Govt moves to quarterly gas tariff revisions to curb circular debt, align sector with power model

Petroleum Division tasks Ogra with proposing new rules for quarterly price updates; gas firms push for monthly fuel cost adjustments and end to cross-subsidies by 2026

The federal government is preparing to shift from biannual to quarterly gas price notifications, adopting a model similar to the power sector in an effort to improve the financial position of public gas utilities and stem the rise in circular debt, The Express Tribune reported, citing official sources.

According to the report, the Petroleum Division has asked the Oil and Gas Regulatory Authority (Ogra) to draft regulatory amendments enabling quarterly tariff revisions instead of the current six-monthly structure. Ogra is expected to finalise its report and submit it to the federal cabinet before the end of November.

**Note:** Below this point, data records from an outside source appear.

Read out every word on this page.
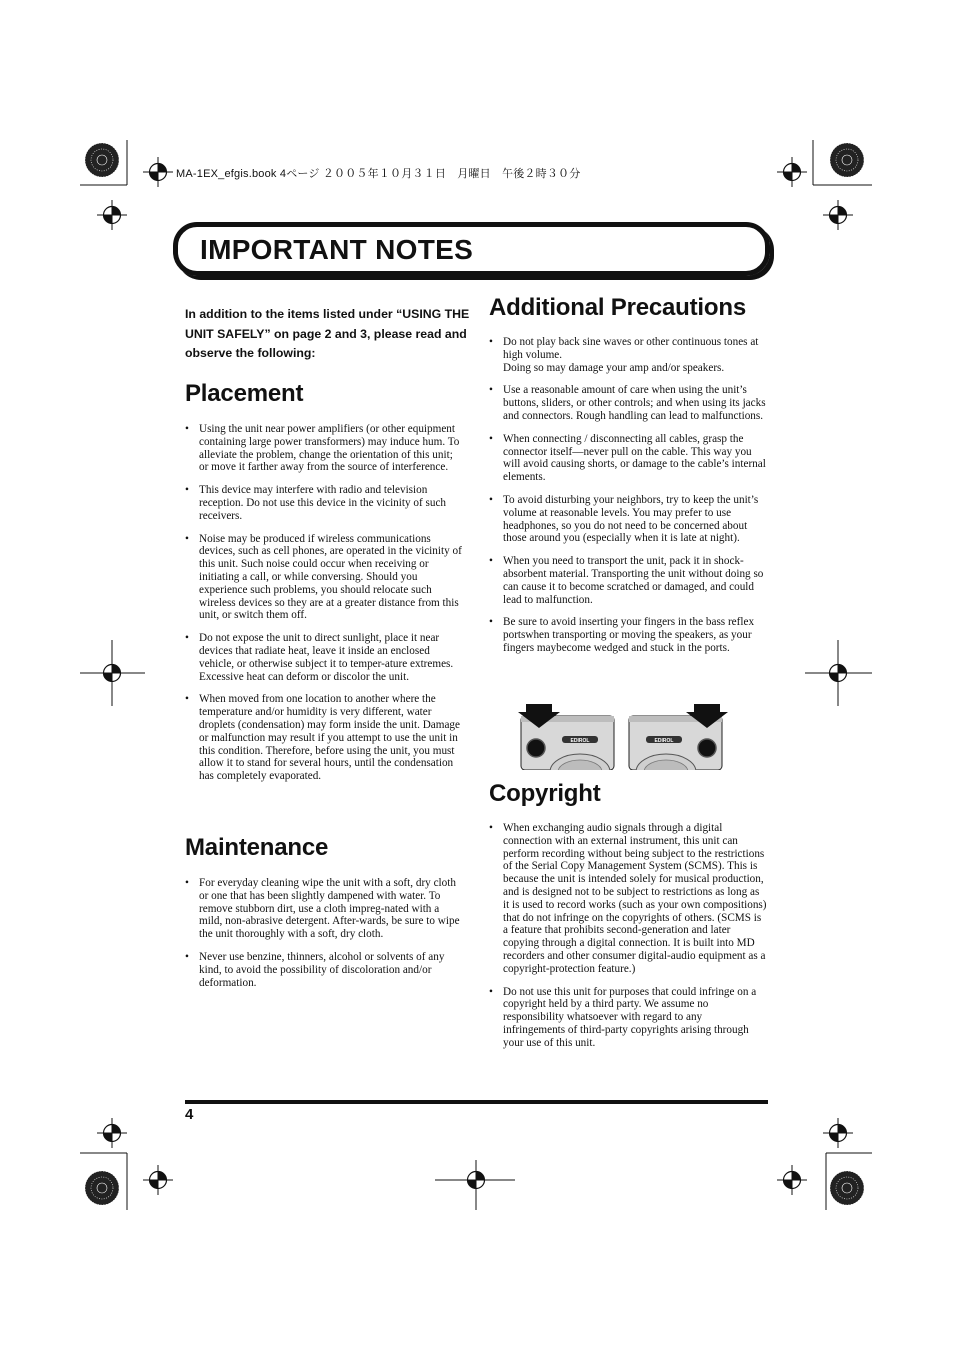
MA-1EX_efgis.book 4ページ ２００５年１０月３１日　月曜日　午後２時３０分
IMPORTANT NOTES
In addition to the items listed under “USING THE UNIT SAFELY” on page 2 and 3, please read and observe the following:
Placement
• Using the unit near power amplifiers (or other equipment containing large power transformers) may induce hum. To alleviate the problem, change the orientation of this unit; or move it farther away from the source of interference.
• This device may interfere with radio and television reception. Do not use this device in the vicinity of such receivers.
• Noise may be produced if wireless communications devices, such as cell phones, are operated in the vicinity of this unit. Such noise could occur when receiving or initiating a call, or while conversing. Should you experience such problems, you should relocate such wireless devices so they are at a greater distance from this unit, or switch them off.
• Do not expose the unit to direct sunlight, place it near devices that radiate heat, leave it inside an enclosed vehicle, or otherwise subject it to temper-ature extremes. Excessive heat can deform or discolor the unit.
• When moved from one location to another where the temperature and/or humidity is very different, water droplets (condensation) may form inside the unit. Damage or malfunction may result if you attempt to use the unit in this condition. Therefore, before using the unit, you must allow it to stand for several hours, until the condensation has completely evaporated.
Maintenance
• For everyday cleaning wipe the unit with a soft, dry cloth or one that has been slightly dampened with water. To remove stubborn dirt, use a cloth impreg-nated with a mild, non-abrasive detergent. After-wards, be sure to wipe the unit thoroughly with a soft, dry cloth.
• Never use benzine, thinners, alcohol or solvents of any kind, to avoid the possibility of discoloration and/or deformation.
Additional Precautions
• Do not play back sine waves or other continuous tones at high volume.
Doing so may damage your amp and/or speakers.
• Use a reasonable amount of care when using the unit’s buttons, sliders, or other controls; and when using its jacks and connectors. Rough handling can lead to malfunctions.
• When connecting / disconnecting all cables, grasp the connector itself—never pull on the cable. This way you will avoid causing shorts, or damage to the cable’s internal elements.
• To avoid disturbing your neighbors, try to keep the unit’s volume at reasonable levels. You may prefer to use headphones, so you do not need to be concerned about those around you (especially when it is late at night).
• When you need to transport the unit, pack it in shock-absorbent material. Transporting the unit without doing so can cause it to become scratched or damaged, and could lead to malfunction.
• Be sure to avoid inserting your fingers in the bass reflex portswhen transporting or moving the speakers, as your fingers maybecome wedged and stuck in the ports.
EDIROL	EDIROL
Copyright
• When exchanging audio signals through a digital connection with an external instrument, this unit can perform recording without being subject to the restrictions of the Serial Copy Management System (SCMS). This is because the unit is intended solely for musical production, and is designed not to be subject to restrictions as long as it is used to record works (such as your own compositions) that do not infringe on the copyrights of others. (SCMS is a feature that prohibits second-generation and later copying through a digital connection. It is built into MD recorders and other consumer digital-audio equipment as a copyright-protection feature.)
• Do not use this unit for purposes that could infringe on a copyright held by a third party. We assume no responsibility whatsoever with regard to any infringements of third-party copyrights arising through your use of this unit.
4
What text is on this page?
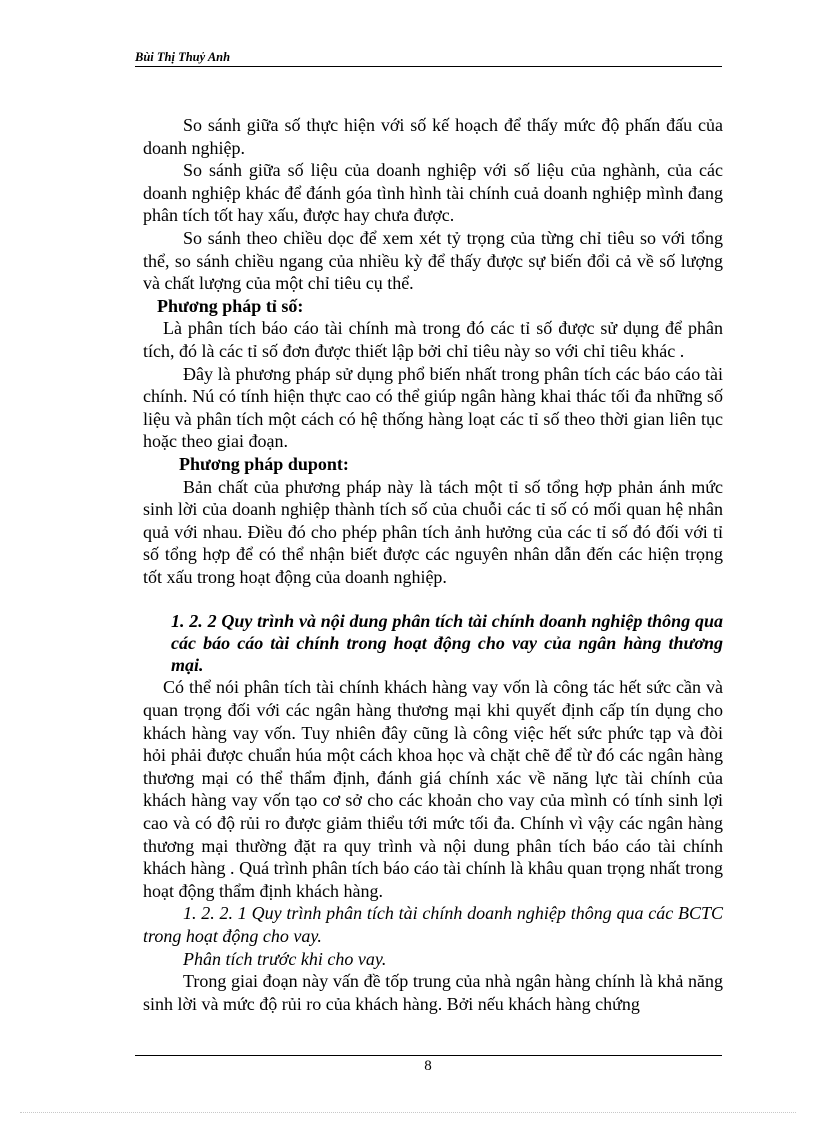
Bùi Thị Thuỷ Anh

So sánh giữa số thực hiện với số kế hoạch để thấy mức độ phấn đấu của doanh nghiệp.

So sánh giữa số liệu của doanh nghiệp với số liệu của nghành, của các doanh nghiệp khác để đánh góa tình hình tài chính cuả doanh nghiệp mình đang phân tích tốt hay xấu, được hay chưa được.

So sánh theo chiều dọc để xem xét tỷ trọng của từng chỉ tiêu so với tổng thể, so sánh chiều ngang của nhiều kỳ để thấy được sự biến đổi cả về số lượng và chất lượng của một chỉ tiêu cụ thể.

Phương pháp tỉ số:

Là phân tích báo cáo tài chính mà trong đó các tỉ số được sử dụng để phân tích, đó là các tỉ số đơn được thiết lập bởi chỉ tiêu này so với chỉ tiêu khác .

Đây là phương pháp sử dụng phổ biến nhất trong phân tích các báo cáo tài chính. Nú có tính hiện thực cao có thể giúp ngân hàng khai thác tối đa những số liệu và phân tích một cách có hệ thống hàng loạt các tỉ số theo thời gian liên tục hoặc theo giai đoạn.

Phương pháp dupont:

Bản chất của phương pháp này là tách một tỉ số tổng hợp phản ánh mức sinh lời của doanh nghiệp thành tích số của chuỗi các tỉ số có mối quan hệ nhân quả với nhau. Điều đó cho phép phân tích ảnh hưởng của các tỉ số đó đối với tỉ số tổng hợp để có thể nhận biết được các nguyên nhân dẫn đến các hiện trọng tốt xấu trong hoạt động của doanh nghiệp.

1. 2. 2 Quy trình và nội dung phân tích tài chính doanh nghiệp thông qua các báo cáo tài chính trong hoạt động cho vay của ngân hàng thương mại.

Có thể nói phân tích tài chính khách hàng vay vốn là công tác hết sức cần và quan trọng đối với các ngân hàng thương mại khi quyết định cấp tín dụng cho khách hàng vay vốn. Tuy nhiên đây cũng là công việc hết sức phức tạp và đòi hỏi phải được chuẩn húa một cách khoa học và chặt chẽ để từ đó các ngân hàng thương mại có thể thẩm định, đánh giá chính xác về năng lực tài chính của khách hàng vay vốn tạo cơ sở cho các khoản cho vay của mình có tính sinh lợi cao và có độ rủi ro được giảm thiểu tới mức tối đa. Chính vì vậy các ngân hàng thương mại thường đặt ra quy trình và nội dung phân tích báo cáo tài chính khách hàng . Quá trình phân tích báo cáo tài chính là khâu quan trọng nhất trong hoạt động thẩm định khách hàng.

1. 2. 2. 1 Quy trình phân tích tài chính doanh nghiệp thông qua các BCTC trong hoạt động cho vay.

Phân tích trước khi cho vay.

Trong giai đoạn này vấn đề tốp trung của nhà ngân hàng chính là khả năng sinh lời và mức độ rủi ro của khách hàng. Bởi nếu khách hàng chứng

8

At present, Ogra holds public hearings to determine revenue requirements and forwards its decisions to the federal government for price notification, which is issued twice a year across consumer categories. The system includes cross-subsidies, with higher-paying consumers partially financing lower tariffs for residential users.

For the current fiscal year, revised tariffs have already been notified with effect from July 1, 2025.

Gas utilities — SNGPL and SSGC — have also urged the government to allow automatic monthly pass-through of gas cost changes, mirroring the fuel cost adjustment applied in the electricity sector. Companies argue that since the gas cost component accounts for around 90% of end-user prices, delays in adjusting tariffs weaken their financial viability and contribute to circular debt accumulation.

According to the Petroleum Division, late tariff notifications have resulted in mounting receivables and weakened cash flows. Exploration and production firms are still owed billions of rupees by the gas utilities.

The government is also working on phasing out cross-subsidy in the gas sector and replacing it with a targeted, budgeted subsidy linked to consumer income, to be executed through the Benazir Income Support Programme (BISP). This reform was discussed with the International Monetary Fund (IMF) during negotiations under the Resilience and Sustainability Facility.

The Petroleum Division earlier informed the cabinet that it has engaged advisory firm KPMG and formed a dedicated working group to transition to the new system by 2026.

Currently, residential consumers receive cross-subsidies exceeding Rs150 billion, funded largely by higher tariffs imposed on captive power plants, commercial users and industry. However, after the government introduced a levy on captive power plants under IMF-aligned reforms, gas consumption in that category has declined, reducing the available cross-subsidy pool.

Gas companies maintain that monthly automatic adjustments and the elimination of cross-subsidies are essential to restore sector stability and improve cost recovery.